They call her little Martina. She has a racket bag full of tournament victories and is represented by the powerful International Management Group. She is, for better or worse, the future of tennis. She is 12 years old.
While 36-year-old Martina Navratilova was reaching the Wimbledon semifinals last week, her 12-year-old namesake, Martina Hingis, was making similar progress through the Wimbledon junior tournament. Playing on grass for the first time, Hingis reached the semis in the 18-and-under division.
Martina, tennis's latest child prodigy, wields her racket with the force and pace of an adult and regularly mows down players five and six years older than she. At Wimbledon she was finally stopped by 17-year-old Rita Grande of Italy 6-2, 7-6, A month earlier Hingis had become the youngest winner of the French Open junior title, surpassing Jennifer Capriati, who won at Roland Garros at 13 in 1989.

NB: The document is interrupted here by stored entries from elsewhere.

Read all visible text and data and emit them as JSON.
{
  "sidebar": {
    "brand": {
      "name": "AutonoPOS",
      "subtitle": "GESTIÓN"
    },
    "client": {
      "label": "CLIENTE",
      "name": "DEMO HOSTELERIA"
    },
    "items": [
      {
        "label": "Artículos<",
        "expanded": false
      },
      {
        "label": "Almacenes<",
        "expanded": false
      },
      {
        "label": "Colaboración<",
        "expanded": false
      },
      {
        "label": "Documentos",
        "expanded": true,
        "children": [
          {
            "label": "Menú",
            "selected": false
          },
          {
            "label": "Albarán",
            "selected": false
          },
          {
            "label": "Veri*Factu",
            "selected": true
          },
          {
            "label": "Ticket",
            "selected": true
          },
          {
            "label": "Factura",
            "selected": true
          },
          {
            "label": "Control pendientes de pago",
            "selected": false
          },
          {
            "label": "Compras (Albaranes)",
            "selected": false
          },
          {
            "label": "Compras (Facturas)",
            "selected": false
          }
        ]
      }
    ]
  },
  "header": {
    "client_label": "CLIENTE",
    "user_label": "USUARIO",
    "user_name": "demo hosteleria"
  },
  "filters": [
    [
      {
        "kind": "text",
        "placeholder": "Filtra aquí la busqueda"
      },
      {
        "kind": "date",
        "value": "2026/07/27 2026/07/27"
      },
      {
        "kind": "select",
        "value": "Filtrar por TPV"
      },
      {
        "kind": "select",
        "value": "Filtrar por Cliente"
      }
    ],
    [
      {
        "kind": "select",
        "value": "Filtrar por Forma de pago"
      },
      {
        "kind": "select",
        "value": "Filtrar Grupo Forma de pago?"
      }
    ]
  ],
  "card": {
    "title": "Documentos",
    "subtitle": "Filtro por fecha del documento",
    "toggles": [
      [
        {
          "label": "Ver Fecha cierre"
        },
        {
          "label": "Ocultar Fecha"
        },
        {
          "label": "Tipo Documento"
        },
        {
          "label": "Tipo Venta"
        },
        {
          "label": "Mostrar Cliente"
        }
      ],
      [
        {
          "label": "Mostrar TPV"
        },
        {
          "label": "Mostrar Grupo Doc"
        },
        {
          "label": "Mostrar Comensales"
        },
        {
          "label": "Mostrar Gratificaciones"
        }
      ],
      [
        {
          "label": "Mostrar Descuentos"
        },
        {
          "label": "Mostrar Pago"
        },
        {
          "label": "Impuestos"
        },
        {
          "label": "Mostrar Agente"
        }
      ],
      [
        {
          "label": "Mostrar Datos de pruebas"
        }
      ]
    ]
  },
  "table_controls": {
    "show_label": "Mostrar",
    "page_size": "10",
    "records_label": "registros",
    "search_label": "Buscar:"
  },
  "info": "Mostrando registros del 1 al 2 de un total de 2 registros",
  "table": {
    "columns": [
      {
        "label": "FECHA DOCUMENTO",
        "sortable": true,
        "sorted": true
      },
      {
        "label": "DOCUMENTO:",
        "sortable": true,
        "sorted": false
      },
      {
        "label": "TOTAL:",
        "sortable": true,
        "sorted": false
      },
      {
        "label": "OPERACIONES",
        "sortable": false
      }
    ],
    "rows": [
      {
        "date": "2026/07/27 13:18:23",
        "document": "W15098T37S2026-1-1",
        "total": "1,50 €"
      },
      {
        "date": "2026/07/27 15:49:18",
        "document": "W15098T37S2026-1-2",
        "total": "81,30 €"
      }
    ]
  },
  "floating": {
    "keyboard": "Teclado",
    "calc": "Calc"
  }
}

Martina is a sprightly all-court player with a two-handed backhand, a laser forehand and tennis in her genes. She was born in Kosice, Czechoslovakia, but her parents divorced when she was six, and she moved to Switzerland the following year with her mother and coach, Melanie Hingis-Zogg, who married a Swiss businessman. (Melanie, a top-25 Czech player in the 1970s, named her daughter after Navratilova.) They live in the village of Trübbach, near the Swiss border with Liechtenstein.
Although Martina has no endorsement contracts yet, Sergio Tacchini has outfitted her since she was eight, and another company, V‚Äö√†√∂‚Äö√†√álkl, provides her with free rackets. Her family also drives an Opel, courtesy of the carmaker. Paid endorsements seem likely soon, now that she has a five-year deal with IMG.
But there are some who view Martina's rapid advancement with more alarm than pleasure, and one of them is Navratilova, who is not particularly happy with her namesake's rapid progress. In fact, she is downright disapproving. Navratilova has not yet seen Little Martina play because she doesn't believe that her namesake should be playing at the world-class level this soon. "It's just too bloody early," Navratilova said at Wimbledon. She went on to cite numerous examples of immature tennis players and gymnasts who have broken down under the pressures to perform. "I wouldn't put my 12-year-old child through it," Navratilova said. "This is an adult world, and at 12 years old it's damn difficult to handle. It's too soon. It's too much pressure."
There is plenty of evidence to suggest that Navratilova is right. Capriati was granted special permission to turn pro just before her 14th birthday. She was then forced to go through a painful adolescence in the glare of the public spotlight. Now, at 17, Capriati acknowledges that she may have started too early. Tracy Austin was nine when she won her first junior title. She went on to win two U.S. Open championships as a teenager, but by 20 she was effectively finished after suffering a succession of injuries. Andrea Jaeger reached the Wimbledon final in 1983 at 18 but was off the circuit the following year, ailing both physically and emotionally.
So far Martina Hingis seems to live a relatively normal existence. She doesn't practice more than two hours a day and is an avid horseback rider and skier and a straight-A student. And she certainly has a mind of her own. Asked about Navratilova's comments, she said on German television, "I don't judge her, why should she judge me? I don't think she's too old to play. Why should she say I'm too young?"
A strong performance by a Wimbledon wunderkind was not hailed by her namesake.